Los goznes chirriaron con tanta intensidad que se quedó paralizada mientras se esforzaba por escuchar algo más que su desbocado corazón. Exhaló el aire despacio al darse cuenta de que el silencio seguía imperturbable. Decidida a seguir adelante con su aventura entró en la sala.
Alzó una ceja algo incrédula y no pudo evitar la punzada de decepción que sintió al darse cuenta de que lo que tenía frente a sí no era nada parecido a lo que se había imaginado. Ahí no había grandes estanterías ni la sala era tan enorme como había creído.
Dio una mirada algo especulativa a su alrededor y soltó un suspiro. Dejó que sus ojos vagasen de nuevo sobre el antiguo escritorio, el sillón de piel algo desvencijada, la chimenea con marco, la lamparita y el grueso cortinaje que, de seguro, protegía la estancia de miradas indiscretas. Sus ojos se fijaron en la alfombra desgastada y en aquellas paredes de piedra oscura como la obsidiana. Se acercó un poco al escritorio. Sus cejas se juntaron al fruncir el ceño cuando su mirada se posó en aquel libro grande y grueso. Parpadeó tantas veces que los ojos se le humedecieron. Cuando entró no lo había visto allí o quizá sí; no podía recordarlo. Embelesada por la extraña fascinación que el viejo volumen causaba en ella, no se percató de que la puerta se había cerrado a sus espaldas.
Avanzó otro poco. Frunció la boca y arrugó su respingada nariz; un olor a encerrado le provocó ganas de estornudar. Hizo tropecientas muecas y movimientos hasta que el escozor cesó lo bastante como para que pudiese respirar sin riesgo de hacer un gran escándalo con sus característicos estornudos.
La joven ninfa extendió el brazo; dentro de sí un hormigueo desconocido y difícil de reprimir le provocó el inusitado deseo de rozar las gruesas tapas del libro. En cuanto sus dedos hicieron contacto con la aterciopelada piel, la lamparita del escritorio se encendió y el libro se abrió como por arte de magia. La jovencita dio un respingo y se llevó la mano a la boca para ahogar un gritito. Con el movimiento la capucha cayó hacia atrás y dejó al descubierto la gruesa melena indómita color caramelo que la distinguía de entre sus compañeros. Se reprochó por ser tan impresionable; no debería extrañarse tanto de que esas cosas ocurrieran en el mundo que habitaba. Había estado leyendo demasiado sobre Domhan y los duine. Ahí nada era como en Aislingí y no debía olvidarlo.

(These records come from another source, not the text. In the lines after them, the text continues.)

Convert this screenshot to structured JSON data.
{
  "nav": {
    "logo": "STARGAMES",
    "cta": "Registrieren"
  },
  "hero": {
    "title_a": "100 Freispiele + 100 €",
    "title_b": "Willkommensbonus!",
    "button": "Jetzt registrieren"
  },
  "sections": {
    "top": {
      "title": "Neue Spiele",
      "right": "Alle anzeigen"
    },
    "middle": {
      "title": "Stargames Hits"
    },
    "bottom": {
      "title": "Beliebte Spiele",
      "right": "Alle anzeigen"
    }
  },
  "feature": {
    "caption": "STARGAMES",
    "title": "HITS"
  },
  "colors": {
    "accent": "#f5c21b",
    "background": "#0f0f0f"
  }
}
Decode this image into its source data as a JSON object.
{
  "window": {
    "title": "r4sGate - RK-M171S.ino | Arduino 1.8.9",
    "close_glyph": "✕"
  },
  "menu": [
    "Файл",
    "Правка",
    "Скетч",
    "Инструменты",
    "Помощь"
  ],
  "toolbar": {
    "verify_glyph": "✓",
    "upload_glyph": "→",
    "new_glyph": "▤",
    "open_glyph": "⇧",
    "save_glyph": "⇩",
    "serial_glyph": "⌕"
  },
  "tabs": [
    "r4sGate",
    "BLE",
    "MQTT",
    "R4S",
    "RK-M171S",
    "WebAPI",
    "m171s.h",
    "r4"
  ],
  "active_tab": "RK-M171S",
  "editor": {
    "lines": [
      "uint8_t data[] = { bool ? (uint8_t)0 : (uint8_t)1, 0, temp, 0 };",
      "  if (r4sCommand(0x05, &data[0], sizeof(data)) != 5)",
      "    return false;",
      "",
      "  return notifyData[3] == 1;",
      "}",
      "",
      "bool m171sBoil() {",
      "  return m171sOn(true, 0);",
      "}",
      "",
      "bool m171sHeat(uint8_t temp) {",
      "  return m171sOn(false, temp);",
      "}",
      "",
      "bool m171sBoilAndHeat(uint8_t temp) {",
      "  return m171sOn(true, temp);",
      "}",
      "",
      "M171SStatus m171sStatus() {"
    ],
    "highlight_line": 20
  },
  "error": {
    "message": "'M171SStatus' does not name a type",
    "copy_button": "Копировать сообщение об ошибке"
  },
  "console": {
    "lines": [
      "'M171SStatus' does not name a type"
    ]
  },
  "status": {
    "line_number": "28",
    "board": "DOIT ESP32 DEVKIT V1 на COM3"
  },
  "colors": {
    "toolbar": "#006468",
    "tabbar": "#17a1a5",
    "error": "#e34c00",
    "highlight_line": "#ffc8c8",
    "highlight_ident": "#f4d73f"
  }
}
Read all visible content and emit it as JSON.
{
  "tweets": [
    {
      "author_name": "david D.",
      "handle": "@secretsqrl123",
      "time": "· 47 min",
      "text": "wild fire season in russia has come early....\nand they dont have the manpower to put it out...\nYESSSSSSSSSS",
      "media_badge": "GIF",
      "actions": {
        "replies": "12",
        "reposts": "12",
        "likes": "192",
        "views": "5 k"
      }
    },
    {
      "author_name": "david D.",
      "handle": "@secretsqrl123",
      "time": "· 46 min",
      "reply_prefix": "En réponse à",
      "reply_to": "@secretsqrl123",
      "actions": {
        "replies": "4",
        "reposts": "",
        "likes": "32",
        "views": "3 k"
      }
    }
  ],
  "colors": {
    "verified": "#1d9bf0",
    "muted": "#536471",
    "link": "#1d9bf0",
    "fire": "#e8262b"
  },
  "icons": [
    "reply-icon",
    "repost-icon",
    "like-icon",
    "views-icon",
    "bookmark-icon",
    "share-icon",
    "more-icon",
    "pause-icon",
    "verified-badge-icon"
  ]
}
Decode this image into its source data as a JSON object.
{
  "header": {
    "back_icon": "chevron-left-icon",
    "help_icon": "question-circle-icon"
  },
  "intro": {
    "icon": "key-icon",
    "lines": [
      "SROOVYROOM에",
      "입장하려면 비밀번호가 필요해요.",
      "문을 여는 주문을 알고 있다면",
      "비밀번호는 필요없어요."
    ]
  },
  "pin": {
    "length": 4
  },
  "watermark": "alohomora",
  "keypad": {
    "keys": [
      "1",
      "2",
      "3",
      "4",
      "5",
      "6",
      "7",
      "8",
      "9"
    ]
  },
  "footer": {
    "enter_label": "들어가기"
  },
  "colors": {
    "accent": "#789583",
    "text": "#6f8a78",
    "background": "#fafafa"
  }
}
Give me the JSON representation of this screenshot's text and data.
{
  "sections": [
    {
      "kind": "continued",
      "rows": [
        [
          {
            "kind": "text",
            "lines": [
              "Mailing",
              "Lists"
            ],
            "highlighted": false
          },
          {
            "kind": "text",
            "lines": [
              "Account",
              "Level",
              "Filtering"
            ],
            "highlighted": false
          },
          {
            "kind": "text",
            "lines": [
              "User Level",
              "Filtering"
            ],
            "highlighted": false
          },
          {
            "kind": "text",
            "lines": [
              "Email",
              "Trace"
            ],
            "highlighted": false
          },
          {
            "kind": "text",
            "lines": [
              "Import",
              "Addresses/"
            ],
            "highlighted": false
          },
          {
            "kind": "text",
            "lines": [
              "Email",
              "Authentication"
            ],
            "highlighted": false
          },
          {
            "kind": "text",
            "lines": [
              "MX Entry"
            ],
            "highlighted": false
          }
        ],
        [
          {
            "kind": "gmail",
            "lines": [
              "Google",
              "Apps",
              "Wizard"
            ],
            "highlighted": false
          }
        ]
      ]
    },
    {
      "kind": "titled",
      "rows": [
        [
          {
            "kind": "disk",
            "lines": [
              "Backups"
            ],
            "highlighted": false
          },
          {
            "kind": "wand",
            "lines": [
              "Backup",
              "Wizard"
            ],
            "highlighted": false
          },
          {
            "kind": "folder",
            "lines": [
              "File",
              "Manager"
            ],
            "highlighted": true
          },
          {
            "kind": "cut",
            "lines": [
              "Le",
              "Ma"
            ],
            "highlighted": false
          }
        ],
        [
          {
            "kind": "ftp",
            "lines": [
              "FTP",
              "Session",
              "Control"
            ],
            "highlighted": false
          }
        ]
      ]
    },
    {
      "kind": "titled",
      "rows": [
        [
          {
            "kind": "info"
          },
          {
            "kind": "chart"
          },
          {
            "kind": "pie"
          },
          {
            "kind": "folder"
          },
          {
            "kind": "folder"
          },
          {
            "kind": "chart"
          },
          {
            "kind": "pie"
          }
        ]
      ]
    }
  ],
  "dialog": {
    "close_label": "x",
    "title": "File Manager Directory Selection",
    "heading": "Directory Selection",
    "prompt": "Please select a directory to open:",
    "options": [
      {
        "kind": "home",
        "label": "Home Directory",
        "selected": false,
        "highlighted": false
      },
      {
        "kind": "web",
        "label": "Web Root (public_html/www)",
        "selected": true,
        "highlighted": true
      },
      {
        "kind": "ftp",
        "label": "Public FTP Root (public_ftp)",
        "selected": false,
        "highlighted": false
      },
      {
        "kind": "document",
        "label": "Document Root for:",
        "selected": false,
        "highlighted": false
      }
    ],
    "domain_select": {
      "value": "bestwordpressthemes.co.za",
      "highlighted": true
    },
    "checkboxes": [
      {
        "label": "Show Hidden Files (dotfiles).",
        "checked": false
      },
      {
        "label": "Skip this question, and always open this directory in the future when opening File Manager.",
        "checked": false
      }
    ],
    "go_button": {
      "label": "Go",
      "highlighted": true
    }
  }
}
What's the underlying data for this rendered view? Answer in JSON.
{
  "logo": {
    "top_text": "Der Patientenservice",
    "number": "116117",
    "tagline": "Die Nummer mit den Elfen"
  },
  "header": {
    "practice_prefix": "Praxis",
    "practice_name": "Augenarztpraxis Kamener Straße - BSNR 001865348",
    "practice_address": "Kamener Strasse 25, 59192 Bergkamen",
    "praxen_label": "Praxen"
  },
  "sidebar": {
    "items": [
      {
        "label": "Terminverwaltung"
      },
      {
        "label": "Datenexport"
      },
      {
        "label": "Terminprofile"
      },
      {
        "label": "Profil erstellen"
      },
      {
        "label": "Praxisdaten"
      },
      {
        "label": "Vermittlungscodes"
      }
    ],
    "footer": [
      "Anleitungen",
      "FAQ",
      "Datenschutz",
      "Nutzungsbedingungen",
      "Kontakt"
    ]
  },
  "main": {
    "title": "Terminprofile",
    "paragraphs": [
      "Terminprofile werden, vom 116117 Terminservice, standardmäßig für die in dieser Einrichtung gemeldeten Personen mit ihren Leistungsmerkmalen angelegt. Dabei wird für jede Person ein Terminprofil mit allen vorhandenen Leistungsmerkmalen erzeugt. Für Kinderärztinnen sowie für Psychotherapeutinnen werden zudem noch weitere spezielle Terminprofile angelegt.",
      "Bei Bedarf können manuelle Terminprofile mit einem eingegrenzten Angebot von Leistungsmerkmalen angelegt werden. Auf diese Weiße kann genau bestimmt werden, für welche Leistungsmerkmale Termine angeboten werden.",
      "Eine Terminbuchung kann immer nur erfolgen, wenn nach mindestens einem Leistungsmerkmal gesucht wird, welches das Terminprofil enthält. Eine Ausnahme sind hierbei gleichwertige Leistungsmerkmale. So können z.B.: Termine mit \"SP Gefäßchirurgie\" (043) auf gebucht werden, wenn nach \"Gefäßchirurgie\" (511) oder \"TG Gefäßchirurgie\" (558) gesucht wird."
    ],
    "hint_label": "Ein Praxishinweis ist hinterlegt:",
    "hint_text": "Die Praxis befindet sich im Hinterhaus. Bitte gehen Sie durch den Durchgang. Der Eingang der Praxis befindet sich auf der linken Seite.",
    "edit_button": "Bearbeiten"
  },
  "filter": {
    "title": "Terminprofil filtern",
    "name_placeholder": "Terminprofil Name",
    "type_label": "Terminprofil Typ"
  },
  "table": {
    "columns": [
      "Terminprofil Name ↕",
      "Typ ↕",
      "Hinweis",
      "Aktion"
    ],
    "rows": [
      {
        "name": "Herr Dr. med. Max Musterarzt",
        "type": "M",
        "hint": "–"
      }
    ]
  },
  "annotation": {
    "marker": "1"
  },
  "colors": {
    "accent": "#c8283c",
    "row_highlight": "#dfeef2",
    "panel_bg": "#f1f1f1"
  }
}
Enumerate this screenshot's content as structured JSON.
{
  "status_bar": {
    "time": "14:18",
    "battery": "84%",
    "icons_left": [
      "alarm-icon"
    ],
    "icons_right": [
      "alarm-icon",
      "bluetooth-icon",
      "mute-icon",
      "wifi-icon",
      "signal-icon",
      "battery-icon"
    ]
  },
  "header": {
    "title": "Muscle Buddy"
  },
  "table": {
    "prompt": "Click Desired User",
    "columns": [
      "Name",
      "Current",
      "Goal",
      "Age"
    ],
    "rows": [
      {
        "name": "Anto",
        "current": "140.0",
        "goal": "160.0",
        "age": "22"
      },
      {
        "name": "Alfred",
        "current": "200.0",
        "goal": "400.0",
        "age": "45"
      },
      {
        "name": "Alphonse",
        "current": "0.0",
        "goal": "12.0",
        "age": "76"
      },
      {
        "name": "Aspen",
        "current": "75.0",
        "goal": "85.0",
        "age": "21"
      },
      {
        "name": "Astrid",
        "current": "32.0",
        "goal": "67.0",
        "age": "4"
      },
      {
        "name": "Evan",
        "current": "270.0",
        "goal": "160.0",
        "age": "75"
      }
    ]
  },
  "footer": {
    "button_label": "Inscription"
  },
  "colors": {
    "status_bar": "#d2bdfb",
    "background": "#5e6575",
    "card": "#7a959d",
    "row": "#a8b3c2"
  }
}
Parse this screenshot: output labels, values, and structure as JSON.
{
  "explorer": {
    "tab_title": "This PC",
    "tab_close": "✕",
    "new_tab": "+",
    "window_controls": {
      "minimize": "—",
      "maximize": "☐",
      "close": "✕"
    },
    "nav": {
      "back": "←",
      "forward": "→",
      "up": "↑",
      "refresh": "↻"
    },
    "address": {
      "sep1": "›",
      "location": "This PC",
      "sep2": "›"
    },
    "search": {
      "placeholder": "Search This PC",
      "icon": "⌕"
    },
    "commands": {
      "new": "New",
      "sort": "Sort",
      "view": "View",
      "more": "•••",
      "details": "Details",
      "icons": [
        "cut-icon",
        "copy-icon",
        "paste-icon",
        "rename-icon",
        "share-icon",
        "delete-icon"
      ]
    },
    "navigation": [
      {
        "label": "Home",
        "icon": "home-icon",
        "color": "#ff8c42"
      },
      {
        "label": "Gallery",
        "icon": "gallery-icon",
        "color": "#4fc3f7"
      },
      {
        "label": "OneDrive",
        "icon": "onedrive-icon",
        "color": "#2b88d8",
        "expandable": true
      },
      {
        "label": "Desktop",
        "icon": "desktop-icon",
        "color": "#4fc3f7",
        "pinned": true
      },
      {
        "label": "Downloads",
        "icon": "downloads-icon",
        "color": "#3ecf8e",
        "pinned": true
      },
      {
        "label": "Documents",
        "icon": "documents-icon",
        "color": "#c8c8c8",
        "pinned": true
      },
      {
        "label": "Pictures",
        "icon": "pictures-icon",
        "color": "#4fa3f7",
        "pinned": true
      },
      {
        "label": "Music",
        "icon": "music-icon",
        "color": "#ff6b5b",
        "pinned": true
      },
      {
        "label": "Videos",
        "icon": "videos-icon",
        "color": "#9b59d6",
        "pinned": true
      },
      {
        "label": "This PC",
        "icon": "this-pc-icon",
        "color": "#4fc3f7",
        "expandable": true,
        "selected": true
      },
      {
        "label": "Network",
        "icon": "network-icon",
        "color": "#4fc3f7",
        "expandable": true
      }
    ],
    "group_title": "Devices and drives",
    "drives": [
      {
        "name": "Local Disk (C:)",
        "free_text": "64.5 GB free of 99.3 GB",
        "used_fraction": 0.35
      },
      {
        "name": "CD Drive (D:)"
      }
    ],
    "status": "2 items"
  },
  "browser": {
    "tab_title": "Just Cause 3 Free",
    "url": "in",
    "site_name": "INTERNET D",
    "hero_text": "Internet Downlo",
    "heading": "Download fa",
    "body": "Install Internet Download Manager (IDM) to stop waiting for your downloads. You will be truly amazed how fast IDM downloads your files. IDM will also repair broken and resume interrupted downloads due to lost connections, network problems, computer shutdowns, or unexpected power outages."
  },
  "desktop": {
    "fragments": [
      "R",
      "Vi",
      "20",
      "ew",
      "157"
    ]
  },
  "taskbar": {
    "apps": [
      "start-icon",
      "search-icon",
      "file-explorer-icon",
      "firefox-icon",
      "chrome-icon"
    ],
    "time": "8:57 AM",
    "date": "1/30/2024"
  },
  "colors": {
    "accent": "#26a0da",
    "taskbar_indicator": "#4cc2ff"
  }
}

Tragó grueso en cuanto el libro detuvo el avanzar de sus páginas. Sin pensarlo demasiado se inclinó para poder leer mejor. Los ojos se le abrieron tanto que creyó que se le podrían salir de las órbitas. Ahí estaban… las palabras que Maoinie había estado recitando durante el receso de la clase de historia de la magia. Esa era la leyenda que explicaba el secreto de la treceava constelación. Cautivada y embelesada por los trazos elegantes y delicados de aquella letra cogió el libro entre sus manos. El sillón se apartó del escritorio como si la invitase a ocuparlo; Enya no lo pensó dos veces.
El mullido asiento se hundió bajo su peso y la piel crujió mientras lograba sentarse para ponerse cómoda. Una vez alcanzó la mejor posición comenzó a leer en voz queda.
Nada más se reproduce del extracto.